Today, Zite—the popular news magazine app—has announced that it’s joining the fray. It says that it’s built a viable replacement for Reader that does not utilize Google’s infrastructure, and it’s ready to use today…
Here’s the announcement from Zite’s blog (via MacRumors):
“We at Zite were sad to hear about Google Reader’s impending demise. Google Reader and Zite have always been complementary products: GR providing news from sources you’ve subscribed to manually and Zite giving you news algorithmically-targeted from the whole web.
Since Google Reader is dying, we created a replacement in Zite that doesn’t depend on Google’s infrastructure.”
The team says that it built their Reader replacement in just six hours, and it’s ready for Zite users to start taking advantage of today. To do this, open the Zite app and link your Google Reader account in the Explore tab.
Keep in mind that this isn’t a perfect solution though, there are some limitations:
- The “Google Reader” section will only appear after you’ve restarted the app or added another category (something we’ll fix in the near future)
- Not every RSS feed is currently indexed by us, which is something we’ll be working on.
- There’s no way to edit your feeds (something we hope to add an interface for, probably on the Web)
- No folder support (we’re thinking about the best way to implement or eliminate the need for folders)
- No ongoing syncing with Google Reader (you can force a sync by re-linking, though)
Not to worry though.
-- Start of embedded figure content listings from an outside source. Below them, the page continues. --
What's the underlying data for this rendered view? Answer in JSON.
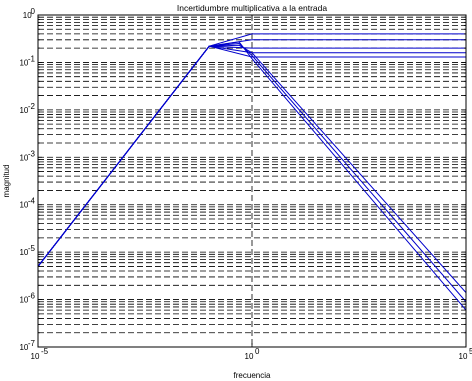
{
  "chart_data": {
    "type": "line",
    "title": "Incertidumbre multiplicativa a la entrada",
    "xlabel": "frecuencia",
    "ylabel": "magnitud",
    "xscale": "log",
    "yscale": "log",
    "xlim": [
      1e-05,
      100000
    ],
    "ylim": [
      1e-07,
      1
    ],
    "grid": true,
    "x_ticks": [
      {
        "value": 1e-05,
        "base": "10",
        "exp": "-5"
      },
      {
        "value": 1,
        "base": "10",
        "exp": "0"
      },
      {
        "value": 100000,
        "base": "10",
        "exp": "5"
      }
    ],
    "y_ticks": [
      {
        "value": 1e-07,
        "base": "10",
        "exp": "-7"
      },
      {
        "value": 1e-06,
        "base": "10",
        "exp": "-6"
      },
      {
        "value": 1e-05,
        "base": "10",
        "exp": "-5"
      },
      {
        "value": 0.0001,
        "base": "10",
        "exp": "-4"
      },
      {
        "value": 0.001,
        "base": "10",
        "exp": "-3"
      },
      {
        "value": 0.01,
        "base": "10",
        "exp": "-2"
      },
      {
        "value": 0.1,
        "base": "10",
        "exp": "-1"
      },
      {
        "value": 1,
        "base": "10",
        "exp": "0"
      }
    ],
    "series": [
      {
        "color": "#0000cc",
        "x": [
          1e-05,
          0.1,
          1,
          100000
        ],
        "y": [
          5e-06,
          0.22,
          0.4,
          0.4
        ]
      },
      {
        "color": "#0000cc",
        "x": [
          1e-05,
          0.1,
          1,
          100000
        ],
        "y": [
          5e-06,
          0.22,
          0.3,
          0.3
        ]
      },
      {
        "color": "#0000cc",
        "x": [
          1e-05,
          0.1,
          1,
          100000
        ],
        "y": [
          5e-06,
          0.22,
          0.2,
          0.2
        ]
      },
      {
        "color": "#0000cc",
        "x": [
          1e-05,
          0.1,
          1,
          100000
        ],
        "y": [
          5e-06,
          0.22,
          0.16,
          0.16
        ]
      },
      {
        "color": "#0000cc",
        "x": [
          1e-05,
          0.1,
          1,
          100000
        ],
        "y": [
          5e-06,
          0.22,
          0.13,
          0.13
        ]
      },
      {
        "color": "#0000cc",
        "x": [
          1e-05,
          0.1,
          0.5,
          1,
          100000
        ],
        "y": [
          5e-06,
          0.22,
          0.27,
          0.12,
          6e-07
        ]
      },
      {
        "color": "#0000cc",
        "x": [
          1e-05,
          0.1,
          0.5,
          1,
          100000
        ],
        "y": [
          5e-06,
          0.22,
          0.25,
          0.14,
          9e-07
        ]
      },
      {
        "color": "#0000cc",
        "x": [
          1e-05,
          0.1,
          0.5,
          1,
          100000
        ],
        "y": [
          5e-06,
          0.22,
          0.23,
          0.16,
          1.4e-06
        ]
      }
    ]
  }
}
Zite says it’s committed to building out its functionality. “We’re excited that we’ve been able to build something so quickly for disgruntled Google Reader users and look forward to adding more features.”
Zite was chosen by Apple as the number one iPad news app of 2011, and it launched on iPhone later that year. It’s a solid app for reading through your RSS news feeds, and may be a good alternative for you to Google Reader.